– Znaczące jest, że Ministerstwo Finansów, odnosząc się do korzystnych zmian, całkowicie pomija podatek liniowy. W 2022 r., przy braku możliwości odliczenia składki zdrowotnej, rozliczenie według stawki 19 proc. staje się zdecydowanie mniej korzystne niż obecnie. Z 9-proc. składki wyniesie ono 28 proc. A lekarze prowadzący działalność gospodarczą często wybierają podatek liniowy – mówi Paweł Lewandowski, ekonomista zajmujący się doradztwem biznesowym.
Jego zdaniem ryczałt może być alternatywą dla stawki liniowej. Należy jednak pamiętać, że tu także nie będzie można odliczyć składki zdrowotnej, która ma wynieść 1/3 stawki podatku.
– To oznacza, że mimo obniżki ryczałtu obciążenia zawodów medycznych i tak wzrosną z 17 proc. do blisko 19 proc. przychodu, bez możliwości odliczenia kosztów – mówi Lewandowski.

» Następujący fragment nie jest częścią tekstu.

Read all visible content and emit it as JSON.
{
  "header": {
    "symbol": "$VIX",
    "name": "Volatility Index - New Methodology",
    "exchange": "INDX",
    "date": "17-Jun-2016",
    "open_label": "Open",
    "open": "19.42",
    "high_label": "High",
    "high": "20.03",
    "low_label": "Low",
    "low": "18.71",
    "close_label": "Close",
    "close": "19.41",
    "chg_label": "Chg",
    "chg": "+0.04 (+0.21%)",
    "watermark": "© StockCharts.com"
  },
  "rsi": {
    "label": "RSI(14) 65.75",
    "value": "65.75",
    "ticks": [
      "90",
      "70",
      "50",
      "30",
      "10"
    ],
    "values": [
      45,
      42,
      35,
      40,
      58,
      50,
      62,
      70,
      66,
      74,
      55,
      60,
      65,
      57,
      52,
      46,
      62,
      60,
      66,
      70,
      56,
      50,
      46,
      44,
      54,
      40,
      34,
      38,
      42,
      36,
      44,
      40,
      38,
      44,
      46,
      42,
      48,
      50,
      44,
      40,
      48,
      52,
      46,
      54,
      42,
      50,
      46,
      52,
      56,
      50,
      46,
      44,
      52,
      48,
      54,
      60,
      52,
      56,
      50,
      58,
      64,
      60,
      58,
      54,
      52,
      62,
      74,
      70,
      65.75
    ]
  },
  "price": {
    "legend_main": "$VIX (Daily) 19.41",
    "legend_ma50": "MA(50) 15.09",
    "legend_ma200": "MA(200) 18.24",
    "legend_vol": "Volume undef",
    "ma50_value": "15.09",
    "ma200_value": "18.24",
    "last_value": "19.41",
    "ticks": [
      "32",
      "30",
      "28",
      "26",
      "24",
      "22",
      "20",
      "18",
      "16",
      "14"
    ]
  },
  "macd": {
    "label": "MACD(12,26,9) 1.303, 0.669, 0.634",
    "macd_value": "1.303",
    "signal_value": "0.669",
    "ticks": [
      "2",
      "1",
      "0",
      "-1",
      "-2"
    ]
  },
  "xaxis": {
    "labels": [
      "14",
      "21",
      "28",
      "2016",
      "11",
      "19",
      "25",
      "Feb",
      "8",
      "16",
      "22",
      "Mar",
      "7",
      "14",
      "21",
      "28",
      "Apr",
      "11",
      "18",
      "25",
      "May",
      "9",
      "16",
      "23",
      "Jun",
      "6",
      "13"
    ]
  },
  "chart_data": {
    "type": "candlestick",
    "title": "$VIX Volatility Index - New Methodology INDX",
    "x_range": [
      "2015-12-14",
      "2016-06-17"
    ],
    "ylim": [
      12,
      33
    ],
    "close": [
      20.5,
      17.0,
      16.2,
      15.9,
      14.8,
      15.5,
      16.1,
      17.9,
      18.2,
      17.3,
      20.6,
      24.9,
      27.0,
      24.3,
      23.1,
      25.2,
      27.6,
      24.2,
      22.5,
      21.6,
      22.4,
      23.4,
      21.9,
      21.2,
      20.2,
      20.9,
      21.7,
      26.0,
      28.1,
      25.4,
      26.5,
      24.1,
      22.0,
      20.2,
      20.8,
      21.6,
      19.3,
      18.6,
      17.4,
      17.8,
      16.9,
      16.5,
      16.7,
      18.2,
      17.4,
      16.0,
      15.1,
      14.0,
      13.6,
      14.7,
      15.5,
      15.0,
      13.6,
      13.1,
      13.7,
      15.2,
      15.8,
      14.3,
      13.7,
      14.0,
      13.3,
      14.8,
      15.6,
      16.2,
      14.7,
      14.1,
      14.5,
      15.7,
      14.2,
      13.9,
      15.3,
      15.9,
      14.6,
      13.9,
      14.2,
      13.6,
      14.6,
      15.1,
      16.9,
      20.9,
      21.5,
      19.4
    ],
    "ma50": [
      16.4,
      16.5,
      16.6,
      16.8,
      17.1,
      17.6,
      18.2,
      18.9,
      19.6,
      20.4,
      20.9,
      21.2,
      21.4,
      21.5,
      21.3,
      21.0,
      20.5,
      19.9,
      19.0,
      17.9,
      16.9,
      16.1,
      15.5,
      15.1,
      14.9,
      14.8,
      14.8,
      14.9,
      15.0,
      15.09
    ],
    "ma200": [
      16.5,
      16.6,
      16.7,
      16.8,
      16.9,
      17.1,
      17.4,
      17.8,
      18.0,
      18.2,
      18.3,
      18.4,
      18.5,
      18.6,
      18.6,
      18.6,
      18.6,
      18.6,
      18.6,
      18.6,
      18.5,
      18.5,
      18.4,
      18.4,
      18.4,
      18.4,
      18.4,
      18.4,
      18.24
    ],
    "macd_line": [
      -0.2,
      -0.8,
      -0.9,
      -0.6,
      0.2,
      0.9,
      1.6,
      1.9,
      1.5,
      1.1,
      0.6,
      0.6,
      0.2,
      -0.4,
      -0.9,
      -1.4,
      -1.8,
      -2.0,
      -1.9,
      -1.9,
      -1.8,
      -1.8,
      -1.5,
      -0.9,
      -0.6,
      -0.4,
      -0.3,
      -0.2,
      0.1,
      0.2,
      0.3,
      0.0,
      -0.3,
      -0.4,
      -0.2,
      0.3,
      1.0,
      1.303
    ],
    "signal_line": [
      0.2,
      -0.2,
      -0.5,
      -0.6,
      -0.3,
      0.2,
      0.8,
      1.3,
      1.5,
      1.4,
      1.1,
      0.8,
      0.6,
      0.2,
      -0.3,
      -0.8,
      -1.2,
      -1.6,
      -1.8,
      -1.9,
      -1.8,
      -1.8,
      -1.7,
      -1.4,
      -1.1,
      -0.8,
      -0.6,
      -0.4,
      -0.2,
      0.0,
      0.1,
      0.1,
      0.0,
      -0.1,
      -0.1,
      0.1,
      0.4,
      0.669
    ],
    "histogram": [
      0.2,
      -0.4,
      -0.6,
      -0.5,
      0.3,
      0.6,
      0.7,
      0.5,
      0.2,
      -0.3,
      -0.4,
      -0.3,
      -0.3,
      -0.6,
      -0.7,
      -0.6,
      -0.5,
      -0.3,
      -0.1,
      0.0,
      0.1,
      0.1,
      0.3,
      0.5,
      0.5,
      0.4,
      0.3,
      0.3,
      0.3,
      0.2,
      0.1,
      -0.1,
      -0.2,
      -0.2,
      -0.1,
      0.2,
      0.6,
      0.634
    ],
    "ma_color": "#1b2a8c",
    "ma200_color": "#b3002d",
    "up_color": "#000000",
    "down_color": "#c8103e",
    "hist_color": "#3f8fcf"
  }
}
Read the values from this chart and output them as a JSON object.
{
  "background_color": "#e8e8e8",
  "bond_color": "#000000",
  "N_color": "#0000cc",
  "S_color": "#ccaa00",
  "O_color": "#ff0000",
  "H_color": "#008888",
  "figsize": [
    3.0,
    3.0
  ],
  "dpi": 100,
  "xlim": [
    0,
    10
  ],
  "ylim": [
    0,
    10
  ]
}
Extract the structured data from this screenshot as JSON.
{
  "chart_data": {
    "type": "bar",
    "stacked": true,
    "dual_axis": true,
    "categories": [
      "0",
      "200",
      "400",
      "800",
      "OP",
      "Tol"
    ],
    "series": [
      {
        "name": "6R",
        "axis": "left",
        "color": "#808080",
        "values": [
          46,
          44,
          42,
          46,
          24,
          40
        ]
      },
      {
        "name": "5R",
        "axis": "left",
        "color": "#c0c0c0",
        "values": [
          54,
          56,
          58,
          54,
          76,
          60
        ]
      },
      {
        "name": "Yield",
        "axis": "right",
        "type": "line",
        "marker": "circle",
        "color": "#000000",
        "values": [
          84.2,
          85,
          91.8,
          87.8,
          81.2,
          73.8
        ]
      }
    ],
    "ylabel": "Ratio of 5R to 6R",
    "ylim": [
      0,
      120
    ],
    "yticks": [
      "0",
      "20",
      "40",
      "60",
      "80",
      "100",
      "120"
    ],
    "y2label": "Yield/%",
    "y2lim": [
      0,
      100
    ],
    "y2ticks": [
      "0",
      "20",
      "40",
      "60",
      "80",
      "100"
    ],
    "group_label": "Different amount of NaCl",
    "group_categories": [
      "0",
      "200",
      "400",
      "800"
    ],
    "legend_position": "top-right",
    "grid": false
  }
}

Medycy muszą też pamiętać, że zarówno ustawa o PIT, jak i ustawa ryczałtowa zakazują łączenia działalności gospodarczej z pracą na etacie, jeśli dana osoba chce świadczyć usługi na rzecz obecnego lub byłego pracodawcy, odpowiadające czynnościom wykonywanym w ramach stosunku pracy. Dotychczas fiskus zgadzał się na stawkę 19 proc., jeśli np. lekarz w działalności gospodarczej zajmował się leczeniem pacjentów, a na etacie u tego samego podmiotu wykonywał zadania administracyjne jako np. kierownik przychodni.
Koniec karty
Zmiany obejmą też kartę podatkową. W 2022 r. na karcie pozostaną tylko przedsiębiorcy, którzy rozliczają ją w 2021 r., na zasadzie kontynuacji.
– Co ważne, lekarze, stomatolodzy i weterynarze, którzy rozliczają się w formie karty, nie będą już mogli od 2022 r. rozliczać w ten sposób usług na rzecz osób prawnych, jednostek organizacyjnych nieposiadających osobowości prawnej albo na rzecz osób fizycznych dla potrzeb prowadzonej przez nie działalności gospodarczej – mówi Lewandowski.